Estrangement and Grandeur
1 – 7 November 2025
Saturday 1 November
Flew to Vienna. At the Musikverein, Christian Thielemann led the Wiener Philharmoniker’s second Abonnementkonzert of the season, devoted to Bruckner’s Symphony No. 5. The programme opened with Samy Moussa’s Elysium, a cathedral-sized sonic tapestry premiered by the Philharmoniker and Thielemann in 2021 at Barcelona’s Sagrada Familia, and an apt prelude to Bruckner’s monumental masterpiece. The symphony sounded glorious, very much in the vein of the orchestra’s superb 2021 recording, despite subtle signs that the players might have been partly on autopilot.
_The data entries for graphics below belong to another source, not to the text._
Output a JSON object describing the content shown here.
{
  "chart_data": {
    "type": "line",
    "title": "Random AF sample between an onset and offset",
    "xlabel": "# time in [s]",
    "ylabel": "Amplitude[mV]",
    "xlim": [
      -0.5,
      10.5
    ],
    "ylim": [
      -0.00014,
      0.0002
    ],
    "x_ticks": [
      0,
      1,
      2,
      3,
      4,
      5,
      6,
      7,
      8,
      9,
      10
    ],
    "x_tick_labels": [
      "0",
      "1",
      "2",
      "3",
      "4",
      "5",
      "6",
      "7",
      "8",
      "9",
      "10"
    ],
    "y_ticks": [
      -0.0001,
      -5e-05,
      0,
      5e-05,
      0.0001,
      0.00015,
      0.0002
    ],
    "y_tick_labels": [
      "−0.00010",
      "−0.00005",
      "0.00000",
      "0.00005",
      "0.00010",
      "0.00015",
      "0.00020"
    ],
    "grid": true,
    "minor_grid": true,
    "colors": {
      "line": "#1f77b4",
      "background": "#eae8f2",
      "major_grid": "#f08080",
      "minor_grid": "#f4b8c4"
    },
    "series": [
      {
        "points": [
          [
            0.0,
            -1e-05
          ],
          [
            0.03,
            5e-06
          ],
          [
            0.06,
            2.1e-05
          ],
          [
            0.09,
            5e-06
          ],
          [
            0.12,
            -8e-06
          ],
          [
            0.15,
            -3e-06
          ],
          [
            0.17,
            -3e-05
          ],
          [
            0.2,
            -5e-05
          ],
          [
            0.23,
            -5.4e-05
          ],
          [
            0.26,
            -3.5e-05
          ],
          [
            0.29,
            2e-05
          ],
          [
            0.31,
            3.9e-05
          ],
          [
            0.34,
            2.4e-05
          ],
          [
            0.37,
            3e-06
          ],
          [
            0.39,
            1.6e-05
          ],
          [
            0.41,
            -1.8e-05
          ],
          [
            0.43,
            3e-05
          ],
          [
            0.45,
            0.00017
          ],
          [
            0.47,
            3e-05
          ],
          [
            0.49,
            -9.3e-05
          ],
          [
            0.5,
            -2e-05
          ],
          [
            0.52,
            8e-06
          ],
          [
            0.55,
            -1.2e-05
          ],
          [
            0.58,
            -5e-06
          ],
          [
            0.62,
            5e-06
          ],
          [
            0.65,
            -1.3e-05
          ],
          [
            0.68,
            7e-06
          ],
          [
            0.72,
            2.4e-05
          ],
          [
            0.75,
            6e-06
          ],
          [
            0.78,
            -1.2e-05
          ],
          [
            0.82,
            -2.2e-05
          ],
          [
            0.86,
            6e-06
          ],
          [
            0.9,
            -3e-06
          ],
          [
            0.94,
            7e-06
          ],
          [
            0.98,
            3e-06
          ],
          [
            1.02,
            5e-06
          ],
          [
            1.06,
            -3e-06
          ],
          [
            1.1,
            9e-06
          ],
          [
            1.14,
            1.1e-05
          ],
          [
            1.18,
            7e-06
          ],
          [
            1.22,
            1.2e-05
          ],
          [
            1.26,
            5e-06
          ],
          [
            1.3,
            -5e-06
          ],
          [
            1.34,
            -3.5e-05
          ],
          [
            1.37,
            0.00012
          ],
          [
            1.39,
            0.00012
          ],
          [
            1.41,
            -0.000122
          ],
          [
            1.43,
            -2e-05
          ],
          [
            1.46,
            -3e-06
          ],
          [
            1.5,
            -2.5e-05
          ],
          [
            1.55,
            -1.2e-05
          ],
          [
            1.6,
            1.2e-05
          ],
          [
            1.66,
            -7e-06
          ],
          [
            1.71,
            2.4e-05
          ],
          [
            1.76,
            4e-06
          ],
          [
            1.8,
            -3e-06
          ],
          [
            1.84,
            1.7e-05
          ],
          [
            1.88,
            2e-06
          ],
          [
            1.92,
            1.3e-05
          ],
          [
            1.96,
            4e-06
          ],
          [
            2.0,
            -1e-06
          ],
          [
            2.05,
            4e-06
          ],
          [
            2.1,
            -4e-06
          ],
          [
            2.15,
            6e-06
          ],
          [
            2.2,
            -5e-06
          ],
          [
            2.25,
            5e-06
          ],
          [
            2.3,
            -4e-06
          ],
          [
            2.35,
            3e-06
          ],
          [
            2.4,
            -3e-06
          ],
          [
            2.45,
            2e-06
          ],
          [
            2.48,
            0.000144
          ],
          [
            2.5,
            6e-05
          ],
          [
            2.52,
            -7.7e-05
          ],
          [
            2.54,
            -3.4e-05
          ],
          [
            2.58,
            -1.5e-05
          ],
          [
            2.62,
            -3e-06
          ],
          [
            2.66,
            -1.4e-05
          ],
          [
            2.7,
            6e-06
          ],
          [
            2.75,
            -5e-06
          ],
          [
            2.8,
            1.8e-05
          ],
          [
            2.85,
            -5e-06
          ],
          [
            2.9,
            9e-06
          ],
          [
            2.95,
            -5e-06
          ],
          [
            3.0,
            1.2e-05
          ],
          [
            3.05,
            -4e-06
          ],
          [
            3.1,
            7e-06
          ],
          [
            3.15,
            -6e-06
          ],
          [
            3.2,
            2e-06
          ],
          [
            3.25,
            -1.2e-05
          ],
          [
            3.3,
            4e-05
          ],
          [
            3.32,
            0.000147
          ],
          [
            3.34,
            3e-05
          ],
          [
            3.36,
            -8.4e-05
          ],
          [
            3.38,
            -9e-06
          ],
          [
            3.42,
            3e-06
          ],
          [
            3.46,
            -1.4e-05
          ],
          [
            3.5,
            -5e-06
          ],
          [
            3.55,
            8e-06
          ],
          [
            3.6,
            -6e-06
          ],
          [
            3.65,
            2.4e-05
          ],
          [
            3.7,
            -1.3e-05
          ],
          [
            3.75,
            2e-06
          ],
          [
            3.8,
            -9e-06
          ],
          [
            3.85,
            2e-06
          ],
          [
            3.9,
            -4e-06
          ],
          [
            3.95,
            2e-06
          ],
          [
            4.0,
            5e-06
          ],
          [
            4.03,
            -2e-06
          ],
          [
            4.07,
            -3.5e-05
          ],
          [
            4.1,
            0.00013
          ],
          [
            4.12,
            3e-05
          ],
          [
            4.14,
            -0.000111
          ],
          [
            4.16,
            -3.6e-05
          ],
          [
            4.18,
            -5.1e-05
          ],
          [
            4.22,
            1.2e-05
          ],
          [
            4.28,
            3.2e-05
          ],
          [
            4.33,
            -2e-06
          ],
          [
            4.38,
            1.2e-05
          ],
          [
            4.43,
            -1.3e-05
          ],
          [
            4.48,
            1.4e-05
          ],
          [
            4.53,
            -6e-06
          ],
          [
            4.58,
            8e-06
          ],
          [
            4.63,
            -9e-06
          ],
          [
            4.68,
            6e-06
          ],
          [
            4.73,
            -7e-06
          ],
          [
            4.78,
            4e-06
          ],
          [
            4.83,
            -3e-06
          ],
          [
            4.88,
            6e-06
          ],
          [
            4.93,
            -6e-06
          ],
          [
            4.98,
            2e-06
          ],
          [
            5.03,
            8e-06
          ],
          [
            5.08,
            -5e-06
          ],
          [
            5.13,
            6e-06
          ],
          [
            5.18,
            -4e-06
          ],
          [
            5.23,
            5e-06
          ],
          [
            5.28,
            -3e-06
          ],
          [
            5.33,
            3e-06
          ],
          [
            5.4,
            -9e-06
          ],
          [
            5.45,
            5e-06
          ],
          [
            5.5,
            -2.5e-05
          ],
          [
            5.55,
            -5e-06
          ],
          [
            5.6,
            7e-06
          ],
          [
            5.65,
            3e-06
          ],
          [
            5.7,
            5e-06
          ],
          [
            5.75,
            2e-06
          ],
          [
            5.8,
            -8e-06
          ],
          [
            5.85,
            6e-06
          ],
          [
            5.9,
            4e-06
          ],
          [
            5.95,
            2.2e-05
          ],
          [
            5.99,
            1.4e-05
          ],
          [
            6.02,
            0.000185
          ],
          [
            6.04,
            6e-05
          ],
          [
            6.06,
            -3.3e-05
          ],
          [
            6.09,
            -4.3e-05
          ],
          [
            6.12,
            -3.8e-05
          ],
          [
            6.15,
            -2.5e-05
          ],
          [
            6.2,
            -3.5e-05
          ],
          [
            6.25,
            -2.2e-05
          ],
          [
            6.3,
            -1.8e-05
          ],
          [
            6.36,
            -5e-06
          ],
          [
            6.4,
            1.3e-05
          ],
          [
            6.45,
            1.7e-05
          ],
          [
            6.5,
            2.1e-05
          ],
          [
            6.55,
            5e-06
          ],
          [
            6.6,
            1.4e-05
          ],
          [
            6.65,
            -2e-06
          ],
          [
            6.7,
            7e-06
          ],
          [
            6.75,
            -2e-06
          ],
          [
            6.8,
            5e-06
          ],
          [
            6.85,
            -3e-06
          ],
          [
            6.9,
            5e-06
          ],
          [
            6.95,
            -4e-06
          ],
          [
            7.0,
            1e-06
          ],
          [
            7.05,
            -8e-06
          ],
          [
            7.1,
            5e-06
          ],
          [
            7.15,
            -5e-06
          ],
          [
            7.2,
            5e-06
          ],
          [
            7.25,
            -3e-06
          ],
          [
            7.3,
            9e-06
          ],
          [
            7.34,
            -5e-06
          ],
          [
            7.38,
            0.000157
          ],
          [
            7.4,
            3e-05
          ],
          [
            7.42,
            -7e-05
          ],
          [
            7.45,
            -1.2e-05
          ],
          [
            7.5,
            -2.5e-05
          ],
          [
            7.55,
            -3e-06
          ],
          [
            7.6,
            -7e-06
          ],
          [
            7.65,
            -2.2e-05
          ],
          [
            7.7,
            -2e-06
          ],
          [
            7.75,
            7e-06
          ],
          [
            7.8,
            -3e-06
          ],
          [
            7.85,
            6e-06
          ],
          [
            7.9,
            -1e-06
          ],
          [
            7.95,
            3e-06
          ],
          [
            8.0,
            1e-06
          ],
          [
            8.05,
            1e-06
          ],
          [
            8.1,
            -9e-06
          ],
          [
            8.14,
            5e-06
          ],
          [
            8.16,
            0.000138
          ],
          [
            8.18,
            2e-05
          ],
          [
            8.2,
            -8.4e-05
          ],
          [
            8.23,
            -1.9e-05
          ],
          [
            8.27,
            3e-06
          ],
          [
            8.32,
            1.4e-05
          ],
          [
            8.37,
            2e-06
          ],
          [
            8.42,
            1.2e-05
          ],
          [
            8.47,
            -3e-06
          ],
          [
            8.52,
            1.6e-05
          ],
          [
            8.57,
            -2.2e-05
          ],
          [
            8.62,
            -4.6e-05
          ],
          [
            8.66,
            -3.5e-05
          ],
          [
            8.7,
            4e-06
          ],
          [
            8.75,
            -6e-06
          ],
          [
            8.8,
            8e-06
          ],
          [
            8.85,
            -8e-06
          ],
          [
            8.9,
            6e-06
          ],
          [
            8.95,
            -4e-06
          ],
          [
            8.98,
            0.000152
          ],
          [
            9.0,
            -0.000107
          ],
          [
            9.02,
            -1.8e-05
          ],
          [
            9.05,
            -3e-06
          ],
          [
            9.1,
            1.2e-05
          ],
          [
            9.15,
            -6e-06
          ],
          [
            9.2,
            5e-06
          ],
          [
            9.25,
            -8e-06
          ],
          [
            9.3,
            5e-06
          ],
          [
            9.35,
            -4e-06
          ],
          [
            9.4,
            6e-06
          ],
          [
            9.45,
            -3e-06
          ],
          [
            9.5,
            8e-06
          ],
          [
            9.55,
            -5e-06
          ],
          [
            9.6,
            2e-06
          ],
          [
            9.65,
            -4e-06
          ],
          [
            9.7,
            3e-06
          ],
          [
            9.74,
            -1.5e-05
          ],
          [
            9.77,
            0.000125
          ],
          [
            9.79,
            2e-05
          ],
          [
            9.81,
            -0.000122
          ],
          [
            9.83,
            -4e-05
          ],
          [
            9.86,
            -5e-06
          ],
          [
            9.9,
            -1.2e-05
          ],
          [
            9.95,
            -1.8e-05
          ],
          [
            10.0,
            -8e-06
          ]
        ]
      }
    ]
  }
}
A few miles away, Baden bei Wien’s Stadtheater was rather unexpectedly trying its hand at Winnie Holzman and Stephen Schwartz’s runaway success Wicked. Although I had seen excellent productions there — Nine comes to mind —, there had also been cases where the company had aimed above its head, as with Funny Girl. The non-replica production turned out to be delightful: not only thanks to an excellent cast, but also because the challenges of staging were met with both skill and imagination. The restrained amplification let the score’s charm emerge, in sharp contrast to what has sadly become the norm on larger stages.
Sunday 2 November
Flew back to Paris. Saw François Ozon’s L’Étranger (The Stranger) (2025), a black-and-white, liberal adaptation of Albert Camus’s classic. Several key scenes stirred faint memories of reading the novel, and I soon yielded to the film’s strong graphic aesthetic and to Benjamin Voisin’s charisma as Meursault, the fascinating, estranged-from-the-world anti-hero.
Tuesday 4 November
Paris – At the Théâtre des Champs-Élysées, Jonathan Biss undertook the Herculean task of playing Beethoven’s last three piano sonatas in a single sitting. There was plenty of huffing and puffing, and the music sometimes strayed into unexpected territory — the midsection of Op. 111, for instance, briefly evoked a honky-tonk —, but Biss also managed more than once to illuminate the confounding genius of this summit in the piano repertoire.
Wednesday 5 November
Paris - At the Théâtre des Abbesses, Gaëlle Bourges’s Juste Camille turned out to be one of those performances whose worth seems entirely contained in the ten-line programme blurb. Whatever might have sounded intriguing in those rambling reflections triggered by an unusual object — a fifteenth-century wedding coffer chanced upon in a museum — never quite came to life in a slow, literal, and ultimately trite pantomime.
Thursday 6 November
In a private performance just outside Paris, the Le Balcon orchestra under Maxime Pascal offered a fluid, colourful reading of Mozart’s Gran Partita. Although the ensemble’s discipline faltered somewhat in the last movement, there was a lot to admire in the quiet — and at times almost miraculous — blending of timbres and harmonies.
Friday 7 November
Paris – At the Théâtre de Chaillot, Fanny de Chaillé’s Avignon, une école proved that a wild concept on paper can, in fact, yield an engrossing show. Reënacting and commenting on key moments from the Festival d’Avignon’s history from its 1947 beginnings onward, fifteen acting students raised thought-provoking questions about the theatre and its societal significance. I couldn’t help but feel sheer joy at the thought that young actors might feel so keenly curious about the history of their craft as to bring such a compelling historical perspective, with just the right dose of irony and humour to prevent over-intellectualisation.
And so, for now, the lights dim… until the next act.